The progression I use remains consistent, even as the content changes: first, I clarify the concept; then, I demonstrate it in a controlled environment; next, I have the goalie repeat it with quality; after that, we practice in more open situations resembling the game; finally, we review together what works and what doesn’t. The goal isn’t to judge; it’s to build with patience and consistency, focusing on the desired outcome rather than getting stuck on a mediocre performance or celebrating an excellent result.

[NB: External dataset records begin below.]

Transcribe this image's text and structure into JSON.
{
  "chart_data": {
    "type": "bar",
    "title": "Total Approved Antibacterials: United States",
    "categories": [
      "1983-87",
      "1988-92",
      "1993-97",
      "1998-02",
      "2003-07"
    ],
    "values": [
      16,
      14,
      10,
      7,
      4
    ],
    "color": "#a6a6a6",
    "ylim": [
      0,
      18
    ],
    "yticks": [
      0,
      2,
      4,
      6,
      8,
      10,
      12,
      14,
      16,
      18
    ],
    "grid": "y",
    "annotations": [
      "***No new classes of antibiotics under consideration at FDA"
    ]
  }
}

I once worked with a U16 goalie who struggled to play the puck at the start of the season. He had technical gaps, lacked strength, and found it challenging to read the game. We progressed step by step, without skipping stages: technique, reads, mental routine, and, most importantly, confidence. By the end of the season, he hadn’t become perfect, but he had achieved stability. He played the puck with confidence and control. In this position, stability is the foundation upon which everything else is built.


What We Can Change as Coaches—Without Waiting for the System to Change


While we can’t control everything—schedules, club pressure, parents’ expectations, standings—we can control our methods.


We can stop defining a goalie as “ready” or “not ready” based on two games. We can plan the development of more than one goalie, not just the starter. We can create evaluation criteria that reward decisions, presence, the ability to recover, and technical progression. We can use feedback as a tool for construction, not as a sentence.


If we genuinely want to stop losing goalies, we must remember one crucial fact: talent in this role isn’t solely what you see today. It’s also what survives long enough to be expressed.


Try It Yourself


If you’re a coach and recognize yourself in this dynamic, I invite you to take one practical step: choose a “second” goalie in your group and build a four-week micro-pathway for him. This isn’t about turning him into the starter overnight; it’s about providing direction, structure, and a reason to remain in the position.


Because ultimately, in youth hockey, the real victory isn’t just about winning a game. It’s about not losing a goalie along the way.